L’innovation sociale apparaît ainsi comme la résultante d’une combinaison nécessaire d’innovations variées, objet d’un travail politique stimulé par la réunion au sein d’un collectif d’acteurs de la société civile, de représentants de collectivités territoriales, d’institutions publiques et de structures privées. Ce faisant, l’innovation sociale se dessine grâce à une dynamique de changements cumulés, sur des effets leviers, selon des échelles et des temporalités variables et concourant à l’évolution des représentations, des règles et des normes, à la transformation de pratiques sociales et des cadres institutionnels. Les traductions pratiques portent alors sur la recherche d’une alternative à la traditionnelle approche « porteur-projet » et intègrent la dimension collective et coopérative. Elles s’incarnent aussi dans une nouvelle manière de choisir les collectifs, en revisitant les cadres d’appel à projet ou dans la pré-sélection de groupes d’acteurs en capacité a priori de s’inscrire dans une dynamique de long terme.

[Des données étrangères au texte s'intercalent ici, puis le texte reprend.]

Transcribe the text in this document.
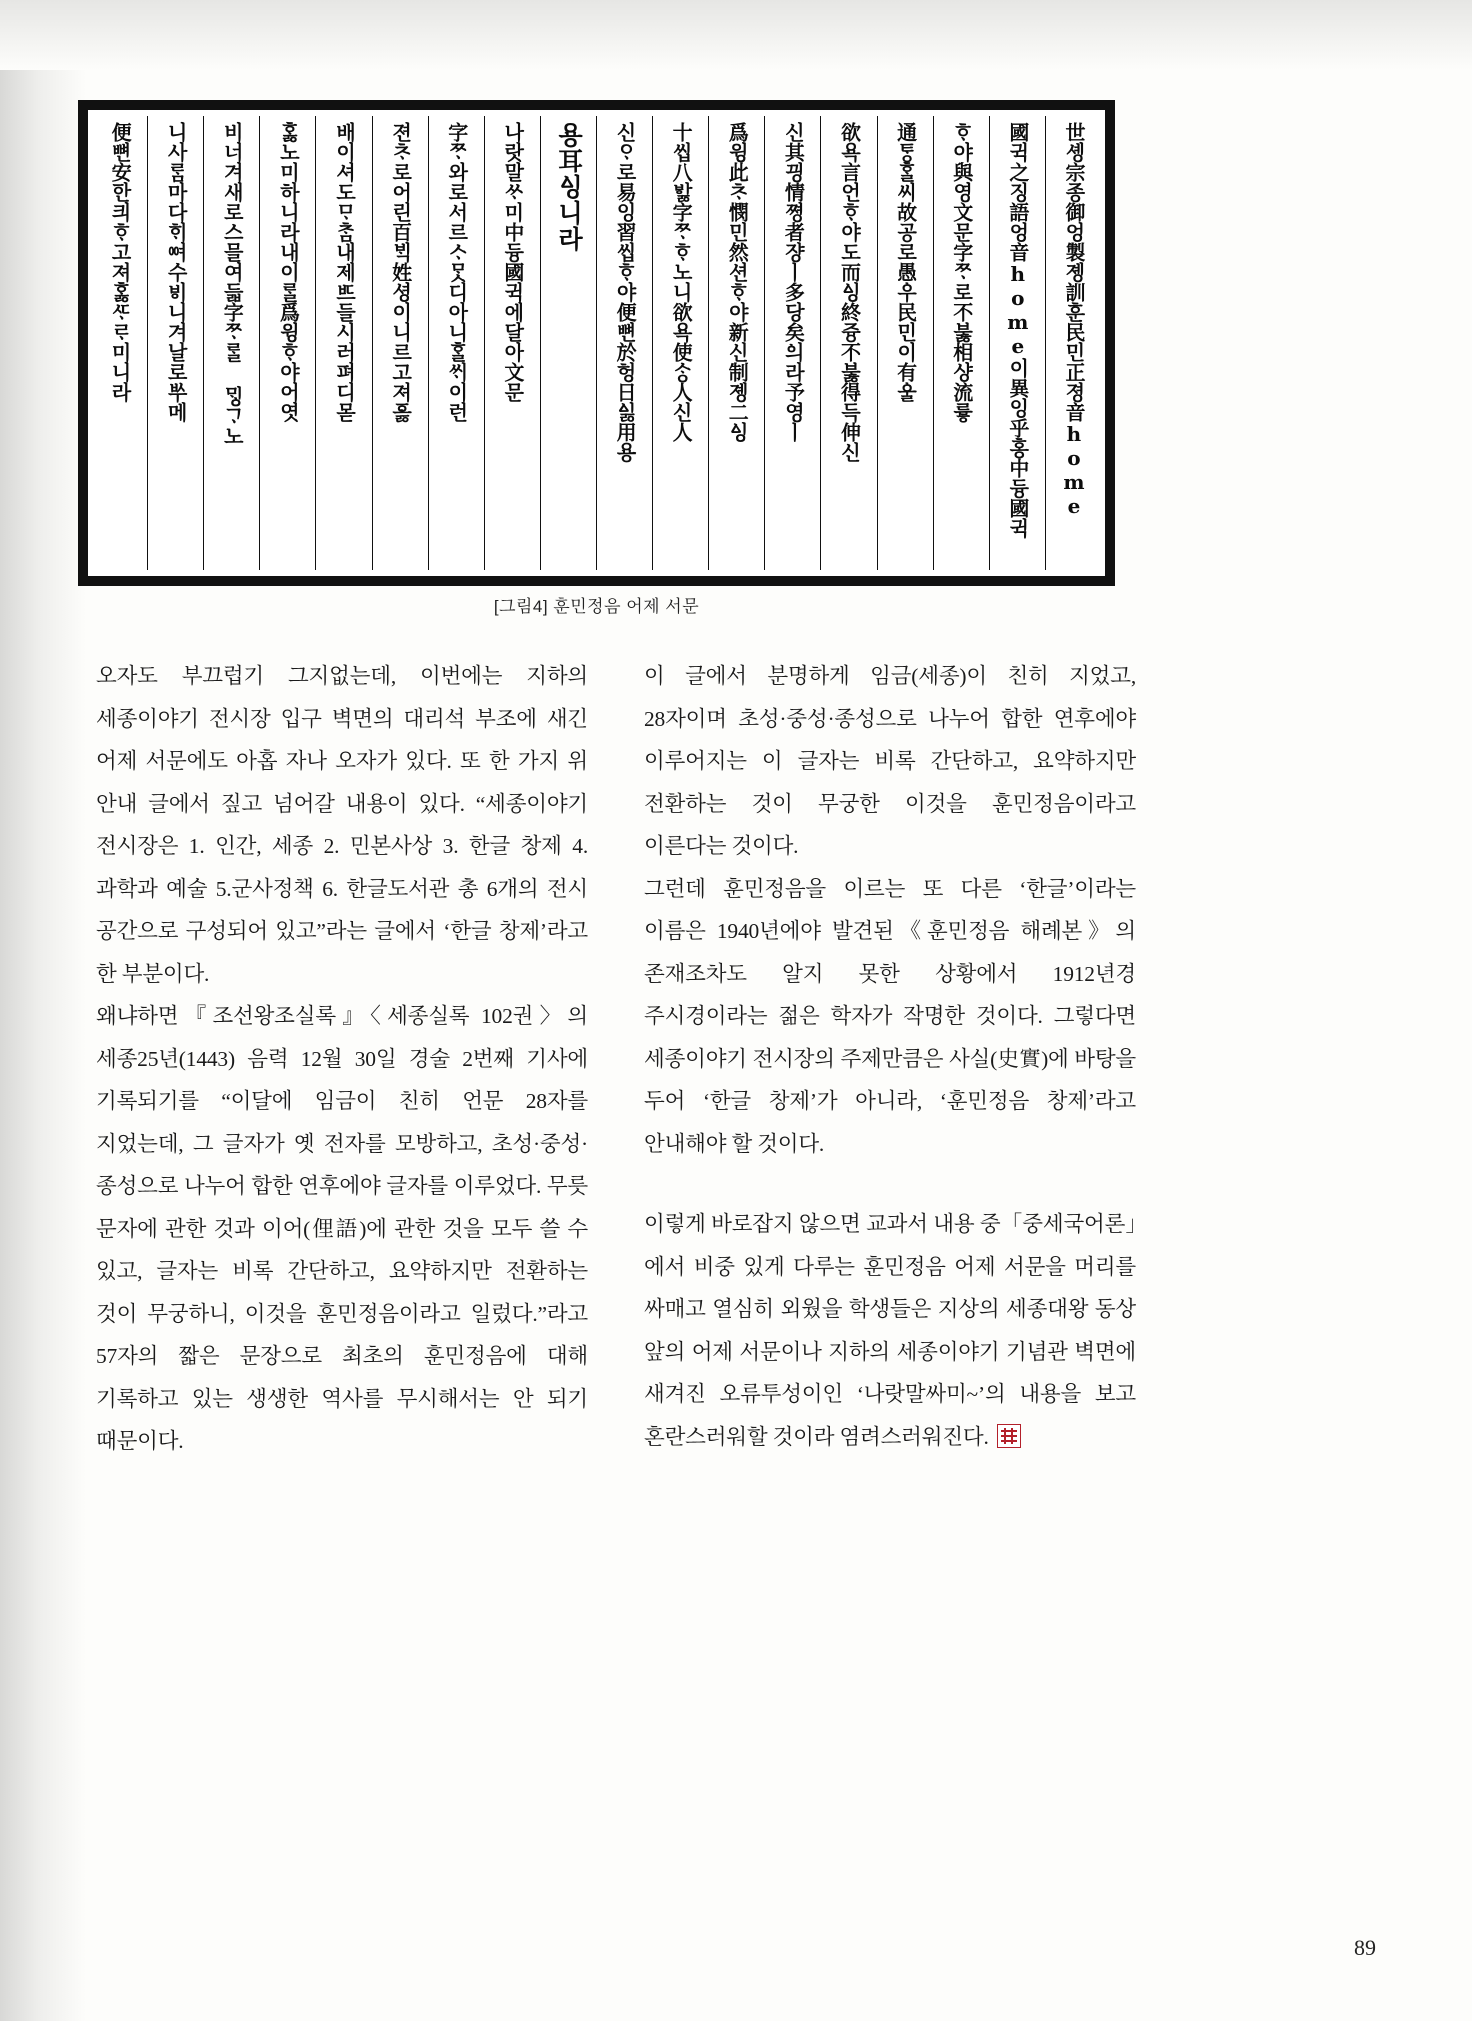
世솅宗종御엉製졩訓훈民민正졍音home
國귁之징語엉音home이異잉乎홍中듕國귁
ᄒᆞ야與영文문字ᄍᆞ로不붏相샹流륳
通ᄐᆞᆼᄒᆞᆯ씨故공로愚ᅌᅮ民민이有ᅌᅮᆯ
欲욕言언ᄒᆞ야도而ᅀᅵᆼ終즁不붏得득伸신
신其끵情쪙者쟝ㅣ多당矣ᅌᅴ라予영ㅣ
爲윙此ᄎᆞ憫민然션ᄒᆞ야新신制졩二ᅀᅵᆼ
十씹八ᄫᅡᇙ字ᄍᆞᄒᆞ노니欲욕使ᄉᆞᆼ人신人
신ᄋᆞ로易잉習씹ᄒᆞ야便뼌於헝日ᅀᅵᇙ用용
용耳ᅀᅵᆼ니라
나랏말ᄊᆞ미中듕國귁에달아文문
字ᄍᆞ와로서르ᄉᆞᄆᆞᆺ디아니ᄒᆞᆯᄊᆡ이런
젼ᄎᆞ로어린百ᄇᆡᆨ姓셩이니르고져ᅙᅩᇙ
배이셔도ᄆᆞᄎᆞᆷ내제ᄠᅳ들시러펴디몯
ᄒᆞᇙ노미하니라내이ᄅᆞᆯ爲윙ᄒᆞ야어엿
비너겨새로스믈여듧字ᄍᆞᄅᆞᆯ ᄆᆡᇰᄀᆞ노
니사ᄅᆞᆷ마다ᄒᆡᅇᅧ수ᄫᅵ니겨날로ᄡᅮ메
便뼌安ᅙᅡᆫ킈ᄒᆞ고져ᄒᆞᇙᄯᆞᄅᆞ미니라
[그림4] 훈민정음 어제 서문

오자도 부끄럽기 그지없는데, 이번에는 지하의 세종이야기 전시장 입구 벽면의 대리석 부조에 새긴 어제 서문에도 아홉 자나 오자가 있다. 또 한 가지 위 안내 글에서 짚고 넘어갈 내용이 있다. “세종이야기 전시장은 1. 인간, 세종 2. 민본사상 3. 한글 창제 4. 과학과 예술 5.군사정책 6. 한글도서관 총 6개의 전시 공간으로 구성되어 있고”라는 글에서 ‘한글 창제’라고 한 부분이다.

왜냐하면『조선왕조실록』〈세종실록 102권〉의 세종25년(1443) 음력 12월 30일 경술 2번째 기사에 기록되기를 “이달에 임금이 친히 언문 28자를 지었는데, 그 글자가 옛 전자를 모방하고, 초성·중성·종성으로 나누어 합한 연후에야 글자를 이루었다. 무릇 문자에 관한 것과 이어(俚語)에 관한 것을 모두 쓸 수 있고, 글자는 비록 간단하고, 요약하지만 전환하는 것이 무궁하니, 이것을 훈민정음이라고 일렀다.”라고 57자의 짧은 문장으로 최초의 훈민정음에 대해 기록하고 있는 생생한 역사를 무시해서는 안 되기 때문이다.

이 글에서 분명하게 임금(세종)이 친히 지었고, 28자이며 초성·중성·종성으로 나누어 합한 연후에야 이루어지는 이 글자는 비록 간단하고, 요약하지만 전환하는 것이 무궁한 이것을 훈민정음이라고 이른다는 것이다.

그런데 훈민정음을 이르는 또 다른 ‘한글’이라는 이름은 1940년에야 발견된《훈민정음 해례본》의 존재조차도 알지 못한 상황에서 1912년경 주시경이라는 젊은 학자가 작명한 것이다. 그렇다면 세종이야기 전시장의 주제만큼은 사실(史實)에 바탕을 두어 ‘한글 창제’가 아니라, ‘훈민정음 창제’라고 안내해야 할 것이다.

이렇게 바로잡지 않으면 교과서 내용 중「중세국어론」에서 비중 있게 다루는 훈민정음 어제 서문을 머리를 싸매고 열심히 외웠을 학생들은 지상의 세종대왕 동상 앞의 어제 서문이나 지하의 세종이야기 기념관 벽면에 새겨진 오류투성이인 ‘나랏말싸미~’의 내용을 보고 혼란스러워할 것이라 염려스러워진다.

89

Enfin, l’expérimentation des LaboMobiles renvoie à un ensemble d’interrogations autour de la faisabilité, de l’effectivité et de l’impact des démarches de coopération qu’elle promeut et valorise : comment la radicalité est-elle appréhendée par un collectif d’acteurs varié et appelé à s’ouvrir et à évoluer ? Quels sont les préalables nécessaires à la mise en place de démarches territoriales innovantes pouvant générer des transformations à la hauteur des enjeux sociaux, environnementaux, économiques et démocratiques ? Comment passer d’une innovation incrémentale à une innovation de rupture dans le contexte socio-politique actuel ? Comment les acteurs sociaux peuvent-il saisir un dispositif de politiques publiques pour changer leurs cadres d’action ? Dans quelle mesure ces interactions entre démarches territorialisées et cadres institutionnels permettent-elles des trajectoires d’innovation distinctes, porteuses de transformation en capacité de faire face aux défis auxquels le développement durable et la résilience territoriale entendent répondre ?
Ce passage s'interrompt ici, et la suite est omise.